I'm trying to learn R to play around with various baseball-related databases. I struggle with R questions because my technical background is not data science or data wrangling, so I don't know the vocabulary, so apologies up front.
I have a data table that consists of 4 columns: playerID, yearID, AtBats, BattingAverage. There are a bunch of rows, as there is player data for each season in Major League Baseball History. Of course, BattingAverage was calculated as Hits/AtBats, but Hits aren't in my data table.
I want to construct a table of the annual weighted mean and weighted standard deviation of BattingAverage.
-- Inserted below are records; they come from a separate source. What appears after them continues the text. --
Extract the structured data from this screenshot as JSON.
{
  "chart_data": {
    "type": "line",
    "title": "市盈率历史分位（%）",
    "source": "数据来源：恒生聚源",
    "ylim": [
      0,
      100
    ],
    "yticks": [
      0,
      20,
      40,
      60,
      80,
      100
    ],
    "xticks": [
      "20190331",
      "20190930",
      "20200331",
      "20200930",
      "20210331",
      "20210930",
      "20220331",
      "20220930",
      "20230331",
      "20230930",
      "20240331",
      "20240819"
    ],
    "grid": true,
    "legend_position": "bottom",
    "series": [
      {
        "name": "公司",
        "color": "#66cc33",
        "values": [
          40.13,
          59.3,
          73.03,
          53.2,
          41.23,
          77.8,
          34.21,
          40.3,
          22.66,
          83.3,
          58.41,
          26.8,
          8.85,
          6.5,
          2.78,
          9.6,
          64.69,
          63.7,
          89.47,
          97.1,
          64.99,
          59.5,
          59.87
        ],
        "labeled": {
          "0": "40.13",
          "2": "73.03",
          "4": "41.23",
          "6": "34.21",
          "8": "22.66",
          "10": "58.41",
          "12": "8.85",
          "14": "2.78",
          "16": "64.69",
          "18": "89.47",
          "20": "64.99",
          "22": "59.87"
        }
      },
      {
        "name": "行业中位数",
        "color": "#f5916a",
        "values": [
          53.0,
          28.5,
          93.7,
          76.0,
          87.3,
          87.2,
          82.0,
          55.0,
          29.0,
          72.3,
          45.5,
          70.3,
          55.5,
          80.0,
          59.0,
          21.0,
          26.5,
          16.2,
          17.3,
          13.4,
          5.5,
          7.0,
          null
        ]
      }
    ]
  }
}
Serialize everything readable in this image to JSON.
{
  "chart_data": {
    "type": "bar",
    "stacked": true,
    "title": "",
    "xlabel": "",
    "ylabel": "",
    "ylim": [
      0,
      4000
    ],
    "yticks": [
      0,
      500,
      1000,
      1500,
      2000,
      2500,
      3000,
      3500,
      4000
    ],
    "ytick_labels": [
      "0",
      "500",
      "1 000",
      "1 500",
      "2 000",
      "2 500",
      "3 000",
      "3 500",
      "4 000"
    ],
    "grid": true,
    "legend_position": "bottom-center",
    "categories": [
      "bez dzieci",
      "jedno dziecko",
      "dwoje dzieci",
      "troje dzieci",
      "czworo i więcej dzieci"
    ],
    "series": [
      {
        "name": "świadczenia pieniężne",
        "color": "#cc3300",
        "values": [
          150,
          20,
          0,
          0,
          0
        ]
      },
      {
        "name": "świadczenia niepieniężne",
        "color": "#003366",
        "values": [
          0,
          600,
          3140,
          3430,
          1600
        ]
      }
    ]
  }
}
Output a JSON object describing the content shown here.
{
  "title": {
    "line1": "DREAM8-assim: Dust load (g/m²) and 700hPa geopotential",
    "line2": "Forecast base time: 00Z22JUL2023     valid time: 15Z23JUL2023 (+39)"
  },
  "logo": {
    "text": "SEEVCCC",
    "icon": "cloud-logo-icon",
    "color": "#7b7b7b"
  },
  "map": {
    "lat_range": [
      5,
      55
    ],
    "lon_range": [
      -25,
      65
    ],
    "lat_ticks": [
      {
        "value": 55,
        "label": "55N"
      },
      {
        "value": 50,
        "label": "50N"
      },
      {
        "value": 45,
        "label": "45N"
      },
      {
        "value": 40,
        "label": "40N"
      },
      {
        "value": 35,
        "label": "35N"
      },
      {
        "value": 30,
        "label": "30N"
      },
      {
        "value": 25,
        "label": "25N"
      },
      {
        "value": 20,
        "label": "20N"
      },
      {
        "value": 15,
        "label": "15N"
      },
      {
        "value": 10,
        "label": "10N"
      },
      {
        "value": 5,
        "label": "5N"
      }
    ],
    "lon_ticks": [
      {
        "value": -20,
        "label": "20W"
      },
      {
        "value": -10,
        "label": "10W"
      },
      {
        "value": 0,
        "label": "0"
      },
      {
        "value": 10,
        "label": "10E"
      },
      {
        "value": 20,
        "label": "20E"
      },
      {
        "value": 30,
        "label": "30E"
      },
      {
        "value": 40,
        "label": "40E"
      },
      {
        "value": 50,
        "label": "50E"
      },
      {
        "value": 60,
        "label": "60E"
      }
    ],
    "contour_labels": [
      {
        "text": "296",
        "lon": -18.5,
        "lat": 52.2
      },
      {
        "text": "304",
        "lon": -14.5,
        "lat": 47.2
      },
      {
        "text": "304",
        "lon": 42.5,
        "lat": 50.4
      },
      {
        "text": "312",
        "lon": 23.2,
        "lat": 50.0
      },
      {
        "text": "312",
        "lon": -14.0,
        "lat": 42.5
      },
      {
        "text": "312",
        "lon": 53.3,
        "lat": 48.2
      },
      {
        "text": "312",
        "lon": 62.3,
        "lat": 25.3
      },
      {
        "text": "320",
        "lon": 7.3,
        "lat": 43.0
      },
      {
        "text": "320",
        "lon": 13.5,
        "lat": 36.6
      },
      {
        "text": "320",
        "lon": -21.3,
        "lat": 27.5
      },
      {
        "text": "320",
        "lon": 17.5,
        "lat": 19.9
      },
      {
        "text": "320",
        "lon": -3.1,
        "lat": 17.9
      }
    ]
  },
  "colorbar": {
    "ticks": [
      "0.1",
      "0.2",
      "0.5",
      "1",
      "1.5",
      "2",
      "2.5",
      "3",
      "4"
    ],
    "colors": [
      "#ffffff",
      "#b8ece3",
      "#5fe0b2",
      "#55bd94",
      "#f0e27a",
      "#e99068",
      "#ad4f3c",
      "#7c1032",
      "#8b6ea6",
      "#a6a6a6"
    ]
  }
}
Now, I know how to get a table of the AtBat-weighted BattingAverage:
summary <- PlayerStats %>%
group_by(yearID) %>%
summarize(y.BattingAverage = weighted.mean(BattingAverage,AtBats))
the way that I got the annual weighted variance was to first left_join the PlayerStats table with the Summary table, and then compute a different weighted.mean
PlayerStats <- Player_stats %>% left_join(Summary)
Summary <- PlayerStats %>%
group_by(year_ID) %>%
summarize(var.BattingAvg = weighted.mean((BattingAvg - y.BattingAverage)^2, AB)
And this works, but it sure seems to me that I'm doing extra steps. On top of that, my summary table lost the annual weighted batting average column, and now only contains the annual weighted variance.